Just Bad Writing by Emma Cameron

boys reading
Children's Author | Learning to write

What constitutes good or bad writing is subjective because, from a reader’s viewpoint, what we like and dislike varies greatly. Despite this, there are ways of writing that will usually be considered poor. To demonstrate this, I’m delighted to share the words of my grandson, aged five, when forced to endure ‘take home readers’.

Though not particularly fast in learning to read, Master Five valued story and longed to be able to read things himself. Despite this longing, the pleasure of deciphering a narrative was eroded away as he came to uncover lots of repetition. He found early readers so boring he resented having to slog through them.

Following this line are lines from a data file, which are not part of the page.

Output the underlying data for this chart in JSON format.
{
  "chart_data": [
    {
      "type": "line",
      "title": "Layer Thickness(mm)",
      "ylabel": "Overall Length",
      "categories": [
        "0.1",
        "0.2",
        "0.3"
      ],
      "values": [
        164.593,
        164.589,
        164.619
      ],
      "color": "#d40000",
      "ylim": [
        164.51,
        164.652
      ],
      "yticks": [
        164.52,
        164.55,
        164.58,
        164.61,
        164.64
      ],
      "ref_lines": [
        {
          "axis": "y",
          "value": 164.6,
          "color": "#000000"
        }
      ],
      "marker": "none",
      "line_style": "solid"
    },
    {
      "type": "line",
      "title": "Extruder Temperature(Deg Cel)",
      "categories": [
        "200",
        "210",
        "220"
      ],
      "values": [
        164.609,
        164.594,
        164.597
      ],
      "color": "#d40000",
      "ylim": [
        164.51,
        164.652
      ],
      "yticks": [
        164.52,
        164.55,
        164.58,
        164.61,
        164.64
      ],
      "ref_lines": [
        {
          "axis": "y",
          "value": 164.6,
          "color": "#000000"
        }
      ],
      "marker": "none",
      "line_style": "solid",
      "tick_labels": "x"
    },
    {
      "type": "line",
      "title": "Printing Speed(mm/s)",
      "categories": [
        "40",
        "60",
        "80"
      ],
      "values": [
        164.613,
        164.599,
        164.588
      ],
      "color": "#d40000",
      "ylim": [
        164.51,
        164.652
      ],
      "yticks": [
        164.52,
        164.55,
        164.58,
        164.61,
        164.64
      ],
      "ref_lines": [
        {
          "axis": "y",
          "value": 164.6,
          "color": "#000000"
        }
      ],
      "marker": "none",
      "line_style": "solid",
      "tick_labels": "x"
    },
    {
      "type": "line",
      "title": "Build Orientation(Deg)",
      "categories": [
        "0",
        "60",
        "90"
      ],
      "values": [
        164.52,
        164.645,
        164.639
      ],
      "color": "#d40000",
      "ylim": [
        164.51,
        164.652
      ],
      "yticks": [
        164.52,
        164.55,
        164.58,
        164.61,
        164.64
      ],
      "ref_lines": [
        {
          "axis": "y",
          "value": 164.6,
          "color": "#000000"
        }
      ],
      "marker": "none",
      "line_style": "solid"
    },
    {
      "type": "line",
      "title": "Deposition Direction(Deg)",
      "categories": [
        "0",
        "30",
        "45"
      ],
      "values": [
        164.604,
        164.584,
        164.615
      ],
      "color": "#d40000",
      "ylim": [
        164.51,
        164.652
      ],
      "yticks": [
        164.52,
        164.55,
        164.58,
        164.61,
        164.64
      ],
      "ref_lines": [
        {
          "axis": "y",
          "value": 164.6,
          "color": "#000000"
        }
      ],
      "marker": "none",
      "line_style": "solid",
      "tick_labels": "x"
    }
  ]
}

One particular day, reading to Pa, he stopped part way through a text to declare, ‘The person who wrote this has made lots of mistakes.’

‘No they haven’t,’ said Pa. ‘Keep reading.’

‘But it’s wrong,’ came the answer.

The story was about an old man who gained social interaction by spending time near his front gate. Each time a different person passed by, they greeted him.

‘Tell Pa what exactly is wrong,’ I said. I wasn’t sure what was coming.

‘Okay, listen.’ Master Five began reading. ‘The post man arrived. Good morning, Mr Jones, said the post man.’

‘That’s right,’ said Pa.

‘No, it’s not,’ came the reply. ‘It says the post man arrived, so when he says, Good morning, Mr Jones, it shouldn’t say said the post man. Of course it was the post man who said it. That’s who just arrived.’

‘Well, that’s not exactly wrong,’ said Pa.

‘Fine,’ said Master Five. ‘Technically it’s not wrong.’ (Yes, kids of five use this wording.) ‘But if you want to say that someone said it, you don’t need to say said the post man. You just say, he said.’

Noticing Master Five gritting his teeth as he conceded this, I said, ‘You are right. I guess what we need to remember is that because this sort of story is written to help us learn to read, it repeats some words so that we become familiar with them.’

‘Well, that means it’s worse than boring,’ came the answer. ‘It’s just bad writing.’

On the inside, I was cheering. See, while this is the kind of example I’d use to demonstrate poor writing, he doesn’t hear me talking about this. He’s concluded this by himself because he’s been exposed to good writing ever since he was read to.

So, if you write for kids, never resort to writing poorly. Get rid of unnecessary words and only use that repetitive style for when publishers ask you to write specifically for the ‘take home reader’ market.